The Brunswick Manifesto was a proclamation issued by Charles William Ferdinand, Duke of Brunswick, commander of the Allied army (principally Austrian and Prussian), on 25 July 1792 to the population of Paris during the War of the First Coalition. The manifesto threatened that if the French royal family were harmed, then French civilians would be harmed. It was said to have been a measure intended to intimidate Paris but rather helped further spur the increasingly radical French Revolution and finally led to the war between Revolutionary France and counter-revolutionary monarchies.

==Background==
On 20 April 1792, Revolutionary France declared war on Austria. On 28 April, France invaded the Austrian Netherlands (roughly present-day Belgium).
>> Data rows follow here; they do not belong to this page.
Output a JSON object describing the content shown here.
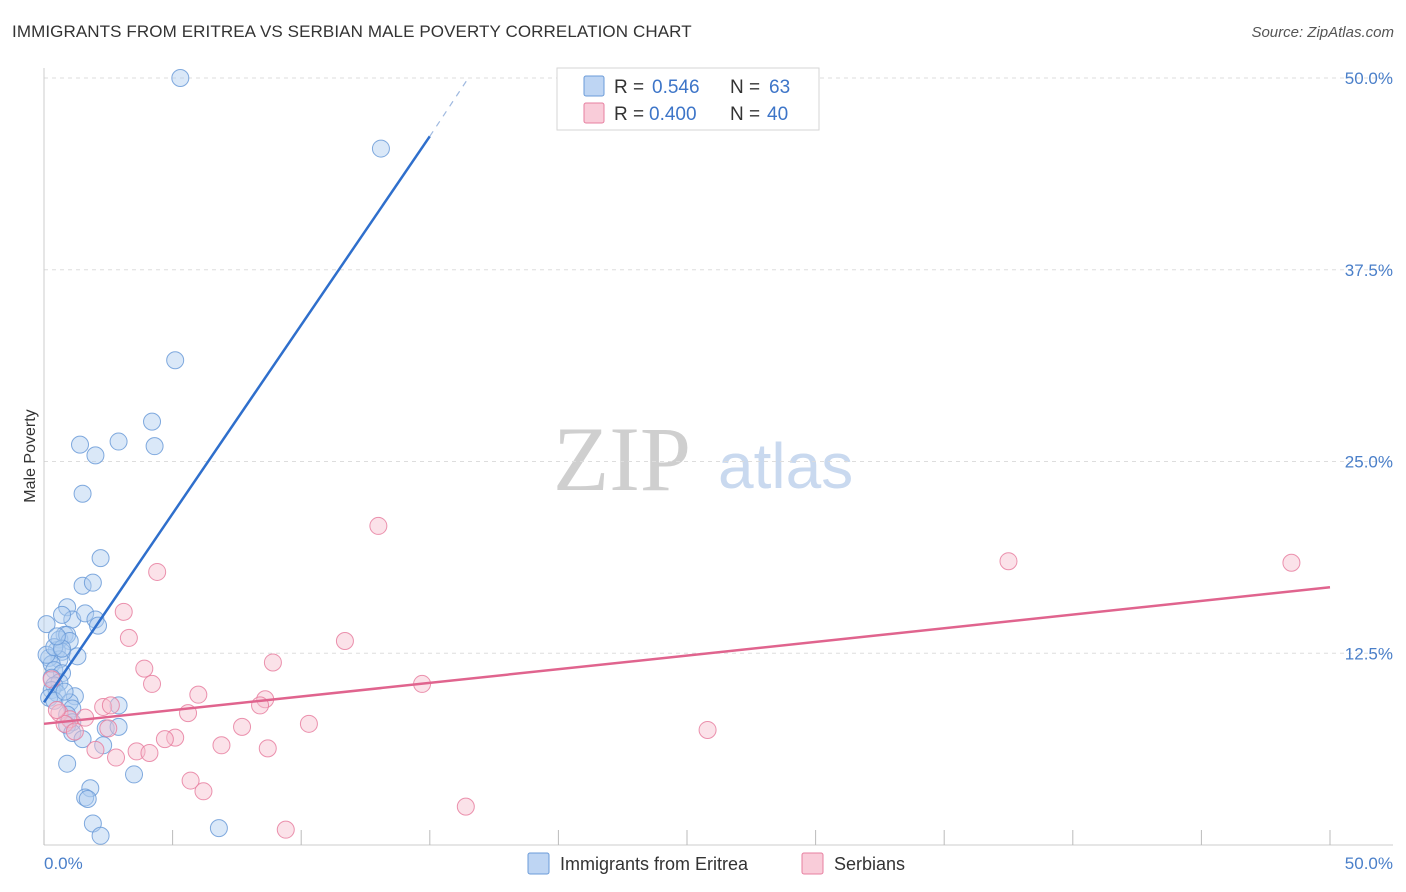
{
  "header": {
    "title": "IMMIGRANTS FROM ERITREA VS SERBIAN MALE POVERTY CORRELATION CHART",
    "source": "Source: ZipAtlas.com"
  },
  "colors": {
    "blue": "#6b9bd8",
    "blue_fill": "#aecbf0",
    "blue_line": "#2f6fcc",
    "pink": "#e77fa0",
    "pink_fill": "#f7bfcf",
    "pink_line": "#e0648e",
    "tick_text": "#4a7fc9"
  },
  "watermark": {
    "zip": "ZIP",
    "atlas": "atlas"
  },
  "chart_data": {
    "type": "scatter",
    "title": "IMMIGRANTS FROM ERITREA VS SERBIAN MALE POVERTY CORRELATION CHART",
    "xlabel": "",
    "ylabel": "Male Poverty",
    "xlim": [
      0,
      50
    ],
    "ylim": [
      0,
      50
    ],
    "x_tick_labels": [
      "0.0%",
      "50.0%"
    ],
    "y_tick_labels": [
      "12.5%",
      "25.0%",
      "37.5%",
      "50.0%"
    ],
    "y_ticks": [
      12.5,
      25.0,
      37.5,
      50.0
    ],
    "legend_stats": [
      {
        "r_label": "R =",
        "r_value": "0.546",
        "n_label": "N =",
        "n_value": "63"
      },
      {
        "r_label": "R =",
        "r_value": "0.400",
        "n_label": "N =",
        "n_value": "40"
      }
    ],
    "series": [
      {
        "name": "Immigrants from Eritrea",
        "trend": {
          "x": [
            0.0,
            15.0
          ],
          "y": [
            9.3,
            46.2
          ],
          "dash_to": [
            16.5,
            50.0
          ]
        },
        "points": [
          [
            5.3,
            50.0
          ],
          [
            13.1,
            45.4
          ],
          [
            5.1,
            31.6
          ],
          [
            4.2,
            27.6
          ],
          [
            4.3,
            26.0
          ],
          [
            2.9,
            26.3
          ],
          [
            1.4,
            26.1
          ],
          [
            2.0,
            25.4
          ],
          [
            1.5,
            22.9
          ],
          [
            2.2,
            18.7
          ],
          [
            1.5,
            16.9
          ],
          [
            1.9,
            17.1
          ],
          [
            0.9,
            15.5
          ],
          [
            1.1,
            14.7
          ],
          [
            1.6,
            15.1
          ],
          [
            2.0,
            14.7
          ],
          [
            2.1,
            14.3
          ],
          [
            0.7,
            15.0
          ],
          [
            0.1,
            14.4
          ],
          [
            0.8,
            13.7
          ],
          [
            0.6,
            13.4
          ],
          [
            0.9,
            13.7
          ],
          [
            1.0,
            13.3
          ],
          [
            0.5,
            12.7
          ],
          [
            0.7,
            12.6
          ],
          [
            0.6,
            12.1
          ],
          [
            0.2,
            12.2
          ],
          [
            0.3,
            11.8
          ],
          [
            1.3,
            12.3
          ],
          [
            0.4,
            11.4
          ],
          [
            0.7,
            11.2
          ],
          [
            0.3,
            10.9
          ],
          [
            0.6,
            10.6
          ],
          [
            0.4,
            10.4
          ],
          [
            0.3,
            10.1
          ],
          [
            0.5,
            9.9
          ],
          [
            1.2,
            9.7
          ],
          [
            0.2,
            9.6
          ],
          [
            0.4,
            9.4
          ],
          [
            1.0,
            9.3
          ],
          [
            1.1,
            8.9
          ],
          [
            0.9,
            8.5
          ],
          [
            1.1,
            8.0
          ],
          [
            0.9,
            7.8
          ],
          [
            1.1,
            7.3
          ],
          [
            1.5,
            6.9
          ],
          [
            2.3,
            6.5
          ],
          [
            2.4,
            7.6
          ],
          [
            2.9,
            7.7
          ],
          [
            2.9,
            9.1
          ],
          [
            0.9,
            5.3
          ],
          [
            1.8,
            3.7
          ],
          [
            1.6,
            3.1
          ],
          [
            1.7,
            3.0
          ],
          [
            3.5,
            4.6
          ],
          [
            1.9,
            1.4
          ],
          [
            2.2,
            0.6
          ],
          [
            6.8,
            1.1
          ],
          [
            0.1,
            12.4
          ],
          [
            0.4,
            12.9
          ],
          [
            0.7,
            12.8
          ],
          [
            0.5,
            13.6
          ],
          [
            0.8,
            10.0
          ]
        ]
      },
      {
        "name": "Serbians",
        "trend": {
          "x": [
            0.0,
            50.0
          ],
          "y": [
            7.9,
            16.8
          ]
        },
        "points": [
          [
            13.0,
            20.8
          ],
          [
            37.5,
            18.5
          ],
          [
            48.5,
            18.4
          ],
          [
            4.4,
            17.8
          ],
          [
            3.1,
            15.2
          ],
          [
            11.7,
            13.3
          ],
          [
            3.3,
            13.5
          ],
          [
            8.9,
            11.9
          ],
          [
            3.9,
            11.5
          ],
          [
            4.2,
            10.5
          ],
          [
            14.7,
            10.5
          ],
          [
            6.0,
            9.8
          ],
          [
            8.6,
            9.5
          ],
          [
            8.4,
            9.1
          ],
          [
            2.3,
            9.0
          ],
          [
            2.6,
            9.1
          ],
          [
            5.6,
            8.6
          ],
          [
            0.6,
            8.6
          ],
          [
            1.0,
            8.2
          ],
          [
            1.6,
            8.3
          ],
          [
            10.3,
            7.9
          ],
          [
            0.8,
            7.9
          ],
          [
            7.7,
            7.7
          ],
          [
            2.5,
            7.6
          ],
          [
            1.2,
            7.4
          ],
          [
            25.8,
            7.5
          ],
          [
            5.1,
            7.0
          ],
          [
            4.7,
            6.9
          ],
          [
            6.9,
            6.5
          ],
          [
            8.7,
            6.3
          ],
          [
            2.0,
            6.2
          ],
          [
            3.6,
            6.1
          ],
          [
            4.1,
            6.0
          ],
          [
            2.8,
            5.7
          ],
          [
            5.7,
            4.2
          ],
          [
            6.2,
            3.5
          ],
          [
            16.4,
            2.5
          ],
          [
            9.4,
            1.0
          ],
          [
            0.3,
            10.8
          ],
          [
            0.5,
            8.8
          ]
        ]
      }
    ],
    "legend": [
      "Immigrants from Eritrea",
      "Serbians"
    ]
  }
}
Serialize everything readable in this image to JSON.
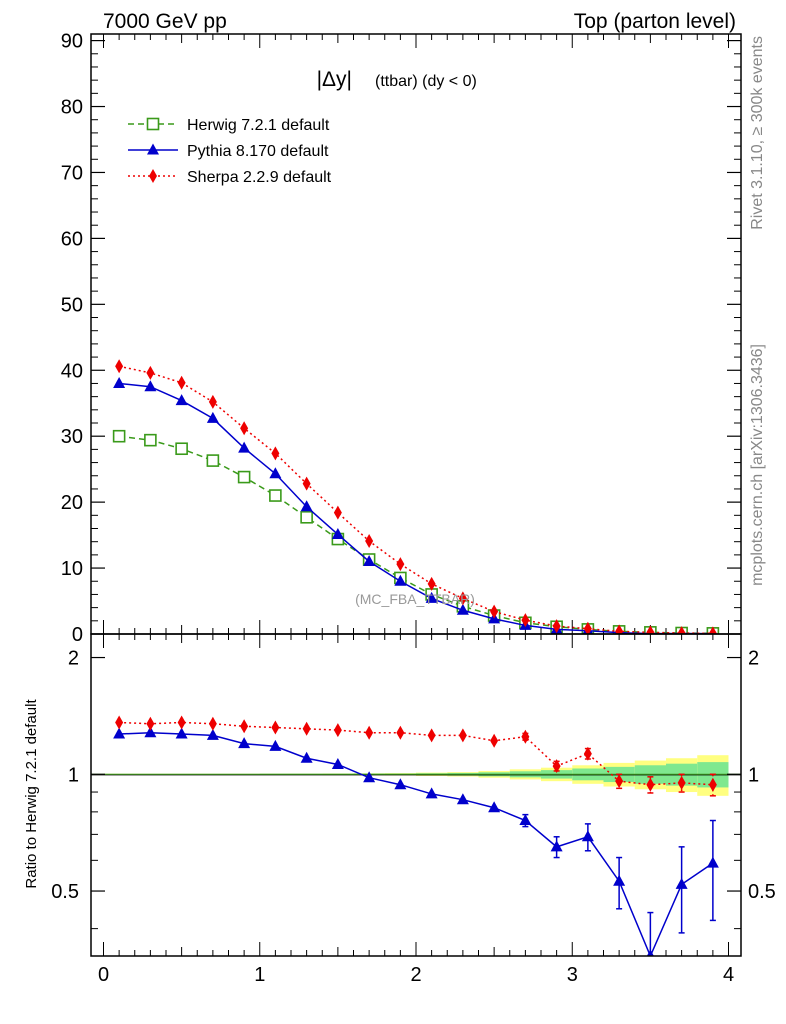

Prussia joined the war against France. On 30 July, Austria and Prussia began an invasion of France, hoping to occupy Paris.

==Manifesto==
On 25 July, the Duke of Brunswick issued his manifesto, which promised that if the French royal family was not harmed, then the Allies would not harm French civilians or loot. However, if acts of violence or acts to humiliate the French royal family were committed, the Allies threatened to burn Paris to the ground. The manifesto was written primarily by Louis Joseph, Prince of Condé, the leader of a large corps of French émigrés in Brunswick's army, and intended to intimidate Paris into submission. Brunswick maintained a secret correspondence with Louis XVI and Marie Antoinette, and two days before making the manifesto public, he sent a copy to the Tuileries Palace, and both the king and the queen approved it.

On 1 August, news of the manifesto began sweeping through Paris. Many believed the Brunswick Manifesto was final proof that Louis XVI was collaborating with the Allies. Also on 1 August, the Prussian Army crossed the Rhine near Koblenz; consequently, the French Legislative Assembly ordered that citizens prepare for battle.

==Impact==

The prevailing historiographical tradition suggests that the Brunswick Manifesto, rather than intimidate the populace into submission, sent it into furious action and created fear and anger towards the Allies. It also spurred revolutionaries to take further action, organizing an uprising – on 10 August, the Tuileries Palace was stormed in a bloody battle with Swiss Guards protecting it, the survivors of which were massacred by the mob. In late August and early September, the French were defeated in skirmishes with the Allied army, but on 20 September, the French triumphed in the Battle of Valmy. Following its defeat, the Prussian army withdrew from France.

Recent research, however, argues that the Brunswick Manifesto did not have nearly the impact upon the revolutionaries suggested in earlier source material. Firstly, the opinion of what amounted to an external foe among the French radical left was altogether trivial, both before and after the issuance of the manifesto; their attention remained firmly focused on the internal threat: the French monarchy. Secondly, the literary and artistic record from the summer of 1792 suggests that Brunswick created not fear nor anger but rather humor; French cartoonists in particular took to satirizing Brunswick and his manifesto with great vigor. Lastly, the French refused to take the Brunswick Manifesto seriously in any respect, believing it to be inauthentic. This determination stemmed from what they believed to be its illegality, disrespect for the law of war, and denial of national sovereignty.